Sometimes the beauty in things is about the journey.
People might think that this is a bittersweet consolation but looking at the bigger picture and in hindsight, it is actually the journey that makes up the bulk of our adventure, isn't it? The climb of the majestic Lionhead in South Africa that took its toll on us for hours and spending barely 30minutes at the summit taking the moment all it.
Being a Real Estate Agent is never an easy job. You might probably think that it is indeed a role of a middle men that bring things together or make things happen but the challenge is, in fact, looking for a willing seller and willing buyer, that itself is asking several stars to align to your favour which doesn't happen so that often. Of course, there are other things in play, like the dynamics and chemistry of your prospect and so forth.
But we eat rejection no just only for breakfast, but lunch and dinner as well. The number of leads we have to go through, the number of people we talk to. I think at some point I'd feel really drained and tired out from people. Especially those that kept asking, taking me out for a ride only to find that they made a purchase somewhere else, or they're just "asking". I digress.

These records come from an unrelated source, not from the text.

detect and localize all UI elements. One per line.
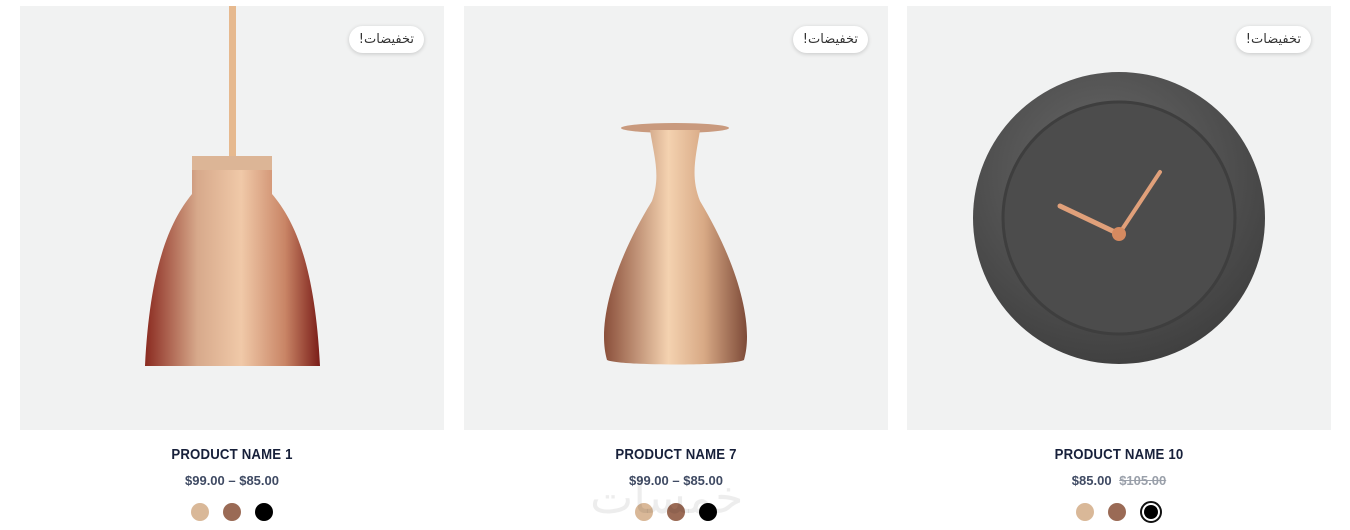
product-image[interactable]: تخفيضات! (20, 6, 444, 430)
swatch-brown[interactable] (1108, 503, 1126, 521)
swatch-brown[interactable] (667, 503, 685, 521)
swatch-beige[interactable] (635, 503, 653, 521)
color-swatches (464, 503, 888, 521)
price-current: $85.00 (1071, 473, 1112, 488)
product-card[interactable]: تخفيضات! PRODUCT NAME 1 $99.00 – $85.00 (20, 6, 444, 521)
swatch-black-selected[interactable] (1140, 501, 1162, 523)
color-swatches (907, 501, 1331, 523)
wall-clock-icon (973, 72, 1265, 364)
pendant-lamp-icon (145, 6, 320, 366)
product-image[interactable]: تخفيضات! (907, 6, 1331, 430)
vase-icon (604, 123, 748, 365)
product-card[interactable]: تخفيضات! PRODUCT NAME 10 $85.00 $105.00 (907, 6, 1331, 523)
swatch-beige[interactable] (1076, 503, 1094, 521)
product-price: $99.00 – $85.00 (464, 473, 888, 488)
product-name[interactable]: PRODUCT NAME 1 (45, 446, 418, 463)
product-price: $99.00 – $85.00 (20, 473, 444, 488)
sale-badge: تخفيضات! (348, 26, 424, 53)
sale-badge: تخفيضات! (1235, 26, 1311, 53)
swatch-beige[interactable] (191, 503, 209, 521)
product-name[interactable]: PRODUCT NAME 7 (489, 446, 862, 463)
swatch-black[interactable] (255, 503, 273, 521)
swatch-black[interactable] (699, 503, 717, 521)
product-name[interactable]: PRODUCT NAME 10 (932, 446, 1305, 463)
sale-badge: تخفيضات! (792, 26, 868, 53)
product-card[interactable]: تخفيضات! PRODUCT NAME 7 $99.00 – $85.00 (464, 6, 888, 521)
price-current: $99.00 – $85.00 (629, 473, 723, 488)
product-image[interactable]: تخفيضات! (464, 6, 888, 430)
color-swatches (20, 503, 444, 521)
price-old: $105.00 (1119, 473, 1167, 488)
swatch-brown[interactable] (223, 503, 241, 521)
price-current: $99.00 – $85.00 (185, 473, 279, 488)
product-price: $85.00 $105.00 (907, 473, 1331, 488)
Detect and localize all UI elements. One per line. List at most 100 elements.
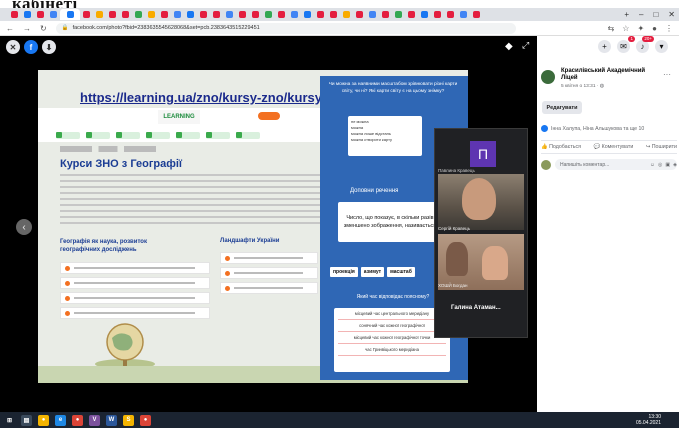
browser-tab[interactable]	[392, 9, 405, 20]
browser-tab[interactable]	[34, 9, 47, 20]
browser-tab[interactable]	[418, 9, 431, 20]
system-clock[interactable]: 13:30 05.04.2021	[636, 414, 661, 426]
forward-icon[interactable]: →	[23, 24, 31, 33]
browser-tab[interactable]	[288, 9, 301, 20]
lesson-item	[60, 292, 210, 304]
post-timestamp[interactable]: 5 квітня о 13:31 · ◍	[561, 84, 604, 89]
notifications-badge: 20+	[642, 36, 654, 42]
star-icon[interactable]: ☆	[622, 24, 629, 33]
tab-favicon-icon	[343, 11, 350, 18]
extensions-icon[interactable]: ✦	[637, 24, 644, 33]
new-tab-button[interactable]: +	[624, 10, 629, 19]
minimize-button[interactable]: –	[639, 10, 643, 19]
emoji-icon[interactable]: ☺	[650, 162, 655, 168]
taskbar-app-icon[interactable]: ●	[72, 414, 83, 426]
browser-tab[interactable]	[171, 9, 184, 20]
word-chip[interactable]: масштаб	[387, 267, 415, 277]
browser-tab[interactable]	[327, 9, 340, 20]
browser-tab[interactable]	[301, 9, 314, 20]
quiz-option[interactable]: сонячний час кожної географічної	[338, 323, 446, 332]
browser-tab[interactable]	[184, 9, 197, 20]
browser-tab[interactable]	[8, 9, 21, 20]
share-button[interactable]: ↪ Поширити	[646, 144, 677, 150]
fullscreen-icon[interactable]: ⤢	[522, 40, 529, 51]
browser-tab[interactable]	[197, 9, 210, 20]
taskbar-app-icon[interactable]: ▤	[21, 414, 32, 426]
taskbar-app-icon[interactable]: S	[123, 414, 134, 426]
messenger-icon[interactable]: ✉ 1	[617, 36, 635, 53]
browser-tab[interactable]	[47, 9, 60, 20]
quiz-option[interactable]: можна створити карту	[351, 137, 419, 143]
quiz-option[interactable]: місцевий час центрального меридіану	[338, 311, 446, 320]
share-icon: ↪	[645, 144, 651, 150]
reactions-summary[interactable]: Інна Халупа, Ніна Альшукова та ще 10	[541, 125, 644, 132]
page-avatar[interactable]	[541, 70, 555, 84]
notifications-icon[interactable]: ♪ 20+	[636, 36, 654, 53]
comment-button[interactable]: 💬 Коментувати	[594, 144, 634, 150]
browser-tab[interactable]	[119, 9, 132, 20]
browser-tab[interactable]	[236, 9, 249, 20]
taskbar-app-icon[interactable]: ●	[38, 414, 49, 426]
browser-tab[interactable]	[106, 9, 119, 20]
sticker-icon[interactable]: ◈	[673, 162, 677, 168]
tab-favicon-icon	[447, 11, 454, 18]
tag-icon[interactable]: ◆	[505, 41, 513, 52]
browser-tab[interactable]	[379, 9, 392, 20]
taskbar-app-icon[interactable]: e	[55, 414, 66, 426]
comment-input[interactable]: Напишіть коментар... ☺ ◎ ▣ ◈	[555, 159, 677, 170]
translate-icon[interactable]: ⇆	[608, 24, 615, 33]
browser-tab[interactable]	[210, 9, 223, 20]
tab-favicon-icon	[330, 11, 337, 18]
facebook-logo-icon[interactable]: f	[24, 40, 38, 54]
taskbar-app-icon[interactable]: ●	[140, 414, 151, 426]
quiz-option[interactable]: час Гринвіцького меридіана	[338, 347, 446, 356]
menu-icon[interactable]: ⋮	[665, 24, 673, 33]
download-button[interactable]: ⬇	[42, 40, 56, 54]
back-icon[interactable]: ←	[6, 24, 14, 33]
page-name[interactable]: Красилівський Академічний Ліцей	[561, 68, 651, 82]
browser-tab[interactable]	[353, 9, 366, 20]
browser-tab[interactable]	[249, 9, 262, 20]
like-button[interactable]: 👍 Подобається	[541, 144, 581, 150]
maximize-button[interactable]: □	[653, 10, 658, 19]
quiz-option[interactable]: місцевий час кожної географічної точки	[338, 335, 446, 344]
site-subject-nav	[38, 128, 328, 142]
comment-composer: Напишіть коментар... ☺ ◎ ▣ ◈	[541, 159, 677, 170]
browser-tab[interactable]	[457, 9, 470, 20]
browser-tab[interactable]	[340, 9, 353, 20]
word-chip[interactable]: проекція	[330, 267, 358, 277]
browser-tab[interactable]	[444, 9, 457, 20]
browser-tab[interactable]	[93, 9, 106, 20]
gif-icon[interactable]: ▣	[665, 162, 670, 168]
close-viewer-button[interactable]: ✕	[6, 40, 20, 54]
browser-tab[interactable]	[21, 9, 34, 20]
create-icon[interactable]: +	[598, 40, 611, 53]
edit-button[interactable]: Редагувати	[542, 101, 582, 114]
browser-tab[interactable]	[80, 9, 93, 20]
profile-icon[interactable]: ●	[652, 24, 657, 33]
browser-tab[interactable]	[158, 9, 171, 20]
taskbar-app-icon[interactable]: V	[89, 414, 100, 426]
browser-tab[interactable]	[314, 9, 327, 20]
word-chip[interactable]: азимут	[360, 267, 385, 277]
account-icon[interactable]: ▾	[655, 40, 668, 53]
taskbar-app-icon[interactable]: W	[106, 414, 117, 426]
browser-tab[interactable]	[145, 9, 158, 20]
camera-icon[interactable]: ◎	[658, 162, 662, 168]
taskbar-app-icon[interactable]: ⊞	[4, 414, 15, 426]
browser-tab[interactable]	[470, 9, 483, 20]
browser-tab[interactable]	[262, 9, 275, 20]
previous-photo-button[interactable]: ‹	[16, 219, 32, 235]
browser-tab[interactable]	[405, 9, 418, 20]
browser-tab[interactable]	[223, 9, 236, 20]
browser-tab[interactable]	[366, 9, 379, 20]
address-bar[interactable]: 🔒 facebook.com/photo?fbid=23836355456280…	[55, 22, 516, 34]
browser-tab[interactable]	[60, 9, 80, 20]
browser-tab[interactable]	[132, 9, 145, 20]
reload-icon[interactable]: ↻	[40, 24, 47, 33]
close-window-button[interactable]: ✕	[668, 10, 675, 19]
more-options-icon[interactable]: ···	[663, 70, 671, 79]
browser-tab[interactable]	[275, 9, 288, 20]
browser-tab[interactable]	[431, 9, 444, 20]
lock-icon: 🔒	[61, 25, 69, 31]
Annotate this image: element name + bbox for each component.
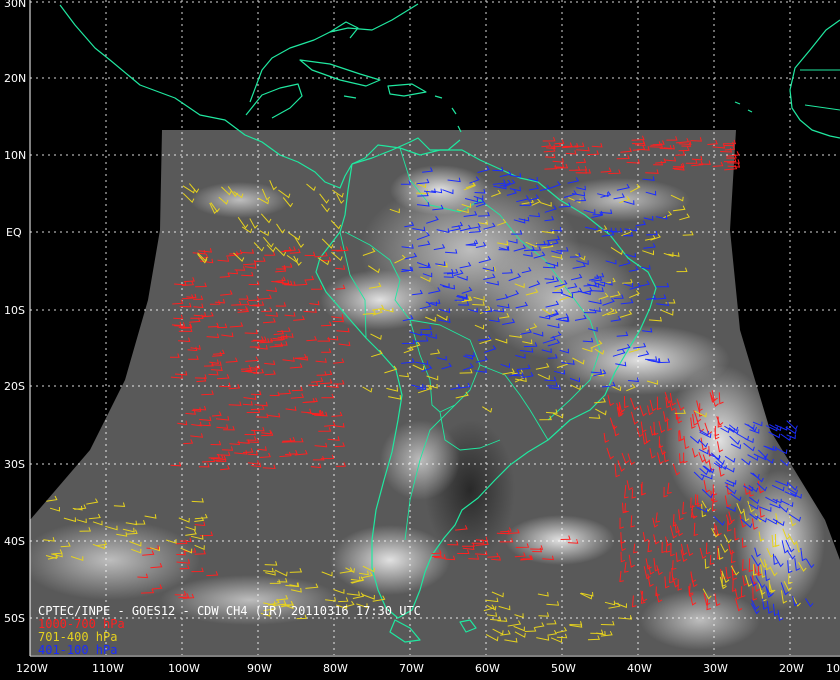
- lon-label-120w: 120W: [16, 662, 48, 675]
- lon-label-110w: 110W: [92, 662, 124, 675]
- lon-label-70w: 70W: [399, 662, 424, 675]
- lon-label-20w: 20W: [779, 662, 804, 675]
- caption-and-legend: CPTEC/INPE - GOES12 - CDW CH4 (IR) 20110…: [38, 604, 421, 657]
- legend-low-level: 1000-700 hPa: [38, 617, 125, 631]
- lat-label-30n: 30N: [4, 0, 26, 10]
- lon-label-60w: 60W: [475, 662, 500, 675]
- axis-labels: 30N 20N 10N EQ 10S 20S 30S 40S 50S 120W …: [4, 0, 840, 675]
- lon-label-40w: 40W: [627, 662, 652, 675]
- legend-mid-level: 701-400 hPa: [38, 630, 117, 644]
- longitude-labels: 120W 110W 100W 90W 80W 70W 60W 50W 40W 3…: [16, 662, 840, 675]
- lon-label-50w: 50W: [551, 662, 576, 675]
- lat-label-20s: 20S: [4, 380, 25, 393]
- legend-high-level: 401-100 hPa: [38, 643, 117, 657]
- lat-label-30s: 30S: [4, 458, 25, 471]
- lat-label-eq: EQ: [6, 226, 22, 239]
- lat-label-10n: 10N: [4, 149, 26, 162]
- lon-label-80w: 80W: [323, 662, 348, 675]
- lat-label-40s: 40S: [4, 535, 25, 548]
- lat-label-20n: 20N: [4, 72, 26, 85]
- lon-label-90w: 90W: [247, 662, 272, 675]
- lon-label-30w: 30W: [703, 662, 728, 675]
- latitude-labels: 30N 20N 10N EQ 10S 20S 30S 40S 50S: [4, 0, 26, 625]
- product-caption: CPTEC/INPE - GOES12 - CDW CH4 (IR) 20110…: [38, 604, 421, 618]
- lon-label-100w: 100W: [168, 662, 200, 675]
- lat-label-50s: 50S: [4, 612, 25, 625]
- lon-label-10: 10: [826, 662, 840, 675]
- lat-label-10s: 10S: [4, 304, 25, 317]
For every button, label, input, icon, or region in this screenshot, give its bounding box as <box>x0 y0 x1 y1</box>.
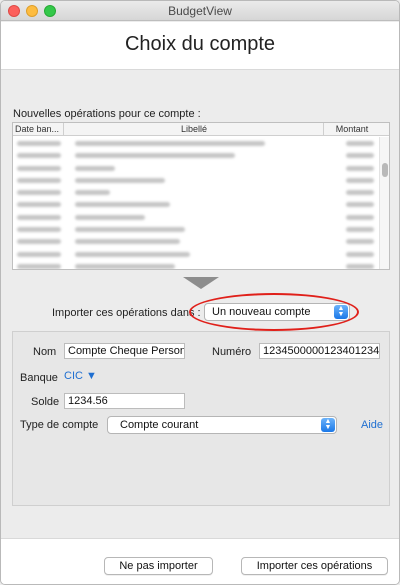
redacted-date <box>17 251 61 257</box>
redacted-label <box>75 165 115 171</box>
account-name-label: Nom <box>33 346 57 358</box>
dialog-footer: Ne pas importer Importer ces opérations <box>1 538 399 584</box>
column-divider <box>63 123 64 136</box>
help-link[interactable]: Aide <box>361 419 383 431</box>
account-number-field[interactable]: 123450000012340123401 <box>259 343 380 359</box>
redacted-label <box>75 190 110 196</box>
triangle-down-icon: ▼ <box>86 370 97 382</box>
redacted-amount <box>346 190 374 196</box>
table-row[interactable] <box>13 174 380 186</box>
updown-chevron-icon: ▲ ▼ <box>321 418 335 432</box>
account-type-value: Compte courant <box>120 419 199 431</box>
import-operations-button[interactable]: Importer ces opérations <box>241 557 388 575</box>
redacted-amount <box>346 214 374 220</box>
column-divider <box>323 123 324 136</box>
column-header-date[interactable]: Date ban... <box>15 124 63 134</box>
table-row[interactable] <box>13 211 380 223</box>
table-row[interactable] <box>13 186 380 198</box>
import-target-label: Importer ces opérations dans : <box>52 307 201 319</box>
redacted-amount <box>346 239 374 245</box>
redacted-date <box>17 263 61 269</box>
balance-field[interactable]: 1234.56 <box>64 393 185 409</box>
redacted-date <box>17 141 61 146</box>
redacted-label <box>75 177 165 183</box>
redacted-amount <box>346 153 374 159</box>
redacted-date <box>17 190 61 196</box>
bank-selector[interactable]: CIC ▼ <box>64 370 97 382</box>
redacted-label <box>75 263 175 269</box>
window-title: BudgetView <box>168 4 232 18</box>
column-header-label[interactable]: Libellé <box>65 124 323 134</box>
operations-rows <box>13 137 380 269</box>
operations-table-header: Date ban... Libellé Montant <box>13 123 389 136</box>
redacted-label <box>75 153 235 159</box>
redacted-amount <box>346 202 374 208</box>
balance-label: Solde <box>31 396 60 408</box>
skip-import-button[interactable]: Ne pas importer <box>104 557 213 575</box>
budgetview-window: BudgetView Choix du compte Nouvelles opé… <box>0 0 400 585</box>
table-row[interactable] <box>13 248 380 260</box>
redacted-amount <box>346 141 374 146</box>
highlight-oval <box>189 293 359 331</box>
redacted-label <box>75 202 170 208</box>
redacted-amount <box>346 165 374 171</box>
account-details-panel: Nom Compte Cheque Personnel Numéro 12345… <box>12 331 390 506</box>
account-type-select[interactable]: Compte courant ▲ ▼ <box>107 416 337 434</box>
operations-label: Nouvelles opérations pour ce compte : <box>13 108 201 120</box>
redacted-label <box>75 239 180 245</box>
redacted-date <box>17 227 61 233</box>
table-row[interactable] <box>13 198 380 210</box>
table-row[interactable] <box>13 260 380 269</box>
table-row[interactable] <box>13 162 380 174</box>
redacted-date <box>17 165 61 171</box>
redacted-date <box>17 214 61 220</box>
redacted-amount <box>346 251 374 257</box>
operations-table[interactable]: Date ban... Libellé Montant <box>12 122 390 270</box>
redacted-date <box>17 153 61 159</box>
account-number-label: Numéro <box>212 346 252 358</box>
triangle-down-icon <box>183 277 219 289</box>
operations-scrollbar[interactable] <box>379 137 389 269</box>
table-row[interactable] <box>13 149 380 161</box>
table-row[interactable] <box>13 137 380 149</box>
table-row[interactable] <box>13 223 380 235</box>
bank-value: CIC <box>64 370 83 382</box>
table-row[interactable] <box>13 235 380 247</box>
dialog-header: Choix du compte <box>1 22 399 70</box>
account-type-label: Type de compte <box>20 419 99 431</box>
redacted-label <box>75 214 145 220</box>
page-title: Choix du compte <box>124 33 276 55</box>
bank-label: Banque <box>20 372 58 384</box>
redacted-amount <box>346 227 374 233</box>
redacted-date <box>17 239 61 245</box>
scrollbar-thumb[interactable] <box>382 163 388 177</box>
redacted-amount <box>346 177 374 183</box>
redacted-label <box>75 141 265 146</box>
redacted-date <box>17 177 61 183</box>
redacted-label <box>75 227 185 233</box>
redacted-label <box>75 251 190 257</box>
column-header-amount[interactable]: Montant <box>325 124 379 134</box>
redacted-amount <box>346 263 374 269</box>
account-name-field[interactable]: Compte Cheque Personnel <box>64 343 185 359</box>
redacted-date <box>17 202 61 208</box>
title-bar: BudgetView <box>1 1 399 21</box>
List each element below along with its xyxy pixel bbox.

Aside from energy vampires, the challenge is to in fact hustle without expectation. I think it is probably the work of the rejections, numerous rejections, nos, the door slams. I'd stopped expecting great things after. I'd just go with the motion and do my best for each client, at each door. I'd take a day at a time to keep leads warm, to connect genuinely.
It sounds actually sad but I'd honestly say that out of the 2-300 leads that I interacted with, I guess only less than a handful of them is at least humanely friendly. Most of them end up like one-sided conversations with blue ticks and you hanging in there trying to give yourself pats on the back.
I learnt it the hard way after my accident. When you know that they don't even care the least for you, it was... I guess... oh wait I was expecting again. End of the day expectation kills, I was expecting them to be nice because I was nice, or at least alittle more polite/courtesy instead of sending me blue ticks. A syllable or an emoji would have been much better, than the Nike of rejection.
But then again, who am I to ask for it?
I think about again, about the days that I just threw hope out of the window. It was dangerous, I'd say I felt empty, unemphatic and even robotic. I stopped feeling, and everyone I met became just another lead instead of "just another person". It was sad, really sad to only peg a project or a Facebook ad to another person; say Jonathan Midwood 2BR.
I wanted more. I want to know more, to learn more.
Perhaps it is the industry and the hustle and bustle of life that people rarely open up to. But I'd wish for more, and though without expectations, I hope I'd get to meet more prospects like this.
It's sad to actually end this on a depressing note. But sometimes we are just grinding to see the light at the end of the tunnel. Call it excavating, and we don't know how deep is the cave, how long do we take to get to the other side and it's been so long of the same granite, the same view the same silence and the same drills that echoes throughout the day that we're so numbed and blocked out over time.
But hey, we'll eventually reach there... right?